The Public Sector Transformation Board

The Draft Budget proposes that £95 million Resource DEL will be set aside across the budget period to support projects recommended by the Public Sector Transformation Board. The Workers Party believes that this money will be used as part of project managing a smaller, cheaper state while using the technocratic argument that technology (AI in particular) should be recognised as central to driving efficiencies and improved outcomes.

It should be noted that the use of information technology does not always produce optimal outcomes. For example, in Scotland HMRC’s automated processes for identifying Scottish taxpayers initially failed to identify 400,000 Scottish taxpayers. In relation to AI, it is important to insist that humans have the ability to review and override AI-derived decisions within the NI public sector. AI is unable to reason or make a decision as humans would and AI is not a neutral technology.

As Marxist scholar Jathan Sadowski notes, “many of the most consequential decisions made by social services, welfare agencies, and public assistance programs are made with the help of - if not largely outsourced to - a diverse arsenal of [AI generated] risk scores. They are among the most insidious tools … public social services around the world have implemented some of the most severe forms of [AI] risk governance, which treat already disadvantaged populations as threats that must be identified, tracked, managed, investigated, and neutralized”.

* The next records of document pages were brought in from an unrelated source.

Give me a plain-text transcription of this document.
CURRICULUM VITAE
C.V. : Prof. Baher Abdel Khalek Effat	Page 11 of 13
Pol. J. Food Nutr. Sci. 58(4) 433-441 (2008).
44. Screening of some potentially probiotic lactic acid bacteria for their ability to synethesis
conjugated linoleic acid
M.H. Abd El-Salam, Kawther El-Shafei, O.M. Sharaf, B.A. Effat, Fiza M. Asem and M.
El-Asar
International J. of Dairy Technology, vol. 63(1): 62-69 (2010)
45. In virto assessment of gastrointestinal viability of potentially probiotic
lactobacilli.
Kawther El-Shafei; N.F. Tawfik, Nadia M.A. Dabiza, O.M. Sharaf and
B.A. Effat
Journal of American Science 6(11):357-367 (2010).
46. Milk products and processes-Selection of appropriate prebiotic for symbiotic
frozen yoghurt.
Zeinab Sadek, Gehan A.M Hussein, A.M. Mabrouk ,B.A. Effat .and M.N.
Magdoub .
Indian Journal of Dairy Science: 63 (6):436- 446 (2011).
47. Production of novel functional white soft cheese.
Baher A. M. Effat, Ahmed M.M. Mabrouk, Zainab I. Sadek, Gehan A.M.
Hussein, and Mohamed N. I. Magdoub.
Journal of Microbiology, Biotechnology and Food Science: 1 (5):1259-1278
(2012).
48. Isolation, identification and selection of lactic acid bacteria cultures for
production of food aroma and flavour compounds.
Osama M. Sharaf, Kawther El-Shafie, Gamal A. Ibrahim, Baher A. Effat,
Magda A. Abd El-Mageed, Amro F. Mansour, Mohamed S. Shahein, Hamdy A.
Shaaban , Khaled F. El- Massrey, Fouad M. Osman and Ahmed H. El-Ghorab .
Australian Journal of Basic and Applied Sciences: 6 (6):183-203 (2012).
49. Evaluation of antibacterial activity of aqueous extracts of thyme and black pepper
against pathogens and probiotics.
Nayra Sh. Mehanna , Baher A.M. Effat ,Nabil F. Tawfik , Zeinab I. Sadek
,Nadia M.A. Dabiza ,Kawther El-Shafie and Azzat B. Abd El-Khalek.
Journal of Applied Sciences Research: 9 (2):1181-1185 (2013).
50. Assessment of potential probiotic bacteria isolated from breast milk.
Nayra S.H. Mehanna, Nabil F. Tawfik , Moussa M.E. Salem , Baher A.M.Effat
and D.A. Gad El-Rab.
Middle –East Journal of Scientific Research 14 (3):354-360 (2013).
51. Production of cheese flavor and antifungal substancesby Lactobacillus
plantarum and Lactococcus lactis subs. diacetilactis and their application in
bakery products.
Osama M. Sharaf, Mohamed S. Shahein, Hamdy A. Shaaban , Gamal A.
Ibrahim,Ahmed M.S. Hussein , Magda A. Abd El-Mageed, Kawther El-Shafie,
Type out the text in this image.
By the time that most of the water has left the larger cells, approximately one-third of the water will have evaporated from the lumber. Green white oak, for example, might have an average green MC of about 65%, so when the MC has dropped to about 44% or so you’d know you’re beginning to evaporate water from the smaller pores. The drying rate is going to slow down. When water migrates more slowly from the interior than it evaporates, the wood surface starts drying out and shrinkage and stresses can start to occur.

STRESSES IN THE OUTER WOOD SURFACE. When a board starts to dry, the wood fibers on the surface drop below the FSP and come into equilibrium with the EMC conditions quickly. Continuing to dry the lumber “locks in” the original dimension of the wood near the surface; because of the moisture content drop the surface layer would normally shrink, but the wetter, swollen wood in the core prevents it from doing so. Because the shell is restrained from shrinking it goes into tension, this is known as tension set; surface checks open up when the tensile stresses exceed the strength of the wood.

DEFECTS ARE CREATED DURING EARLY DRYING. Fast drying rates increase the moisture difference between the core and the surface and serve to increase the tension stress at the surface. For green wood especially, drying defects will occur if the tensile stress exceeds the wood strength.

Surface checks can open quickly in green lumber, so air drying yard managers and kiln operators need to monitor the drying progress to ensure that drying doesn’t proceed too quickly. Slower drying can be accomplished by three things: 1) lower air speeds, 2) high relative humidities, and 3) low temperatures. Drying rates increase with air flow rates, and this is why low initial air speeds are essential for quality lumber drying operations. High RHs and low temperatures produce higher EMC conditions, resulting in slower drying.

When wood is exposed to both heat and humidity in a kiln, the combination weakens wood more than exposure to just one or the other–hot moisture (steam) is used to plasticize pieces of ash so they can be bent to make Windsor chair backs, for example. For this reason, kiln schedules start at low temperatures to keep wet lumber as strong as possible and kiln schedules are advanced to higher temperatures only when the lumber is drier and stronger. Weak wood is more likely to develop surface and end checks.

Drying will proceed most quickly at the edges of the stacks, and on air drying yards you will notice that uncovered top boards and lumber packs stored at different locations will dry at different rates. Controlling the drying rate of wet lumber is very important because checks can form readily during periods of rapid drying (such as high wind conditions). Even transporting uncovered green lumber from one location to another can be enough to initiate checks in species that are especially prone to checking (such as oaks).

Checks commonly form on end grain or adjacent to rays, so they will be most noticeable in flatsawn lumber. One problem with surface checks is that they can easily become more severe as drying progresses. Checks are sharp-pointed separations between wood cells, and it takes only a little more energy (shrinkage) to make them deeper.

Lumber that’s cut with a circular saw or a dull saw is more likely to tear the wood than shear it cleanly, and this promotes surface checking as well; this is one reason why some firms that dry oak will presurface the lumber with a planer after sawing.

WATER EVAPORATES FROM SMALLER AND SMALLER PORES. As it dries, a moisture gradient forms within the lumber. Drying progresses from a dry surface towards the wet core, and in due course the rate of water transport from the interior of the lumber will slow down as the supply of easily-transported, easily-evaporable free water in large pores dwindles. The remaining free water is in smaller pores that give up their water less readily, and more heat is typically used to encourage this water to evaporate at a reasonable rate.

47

Although outside the terms of the draft Budget, the Workers Party places its criticism of AI in the public sector within the context of our opposition to the construction of ever-larger data centres and our support for public ownership of technological infrastructure rather than corporate interests.

We also note that trade unions and working civil servants (apart from the Head of the Civil Service) are absent from the board. Since "transformation" involves changes to working conditions, staffing levels, and service delivery, workers and their representatives should be on this Board.

The PSTB and the Department of Finance are in control of the "transformation" and "recovery" funds, and the Workers Party demands these grants to be tied to mandatory trade union recognition.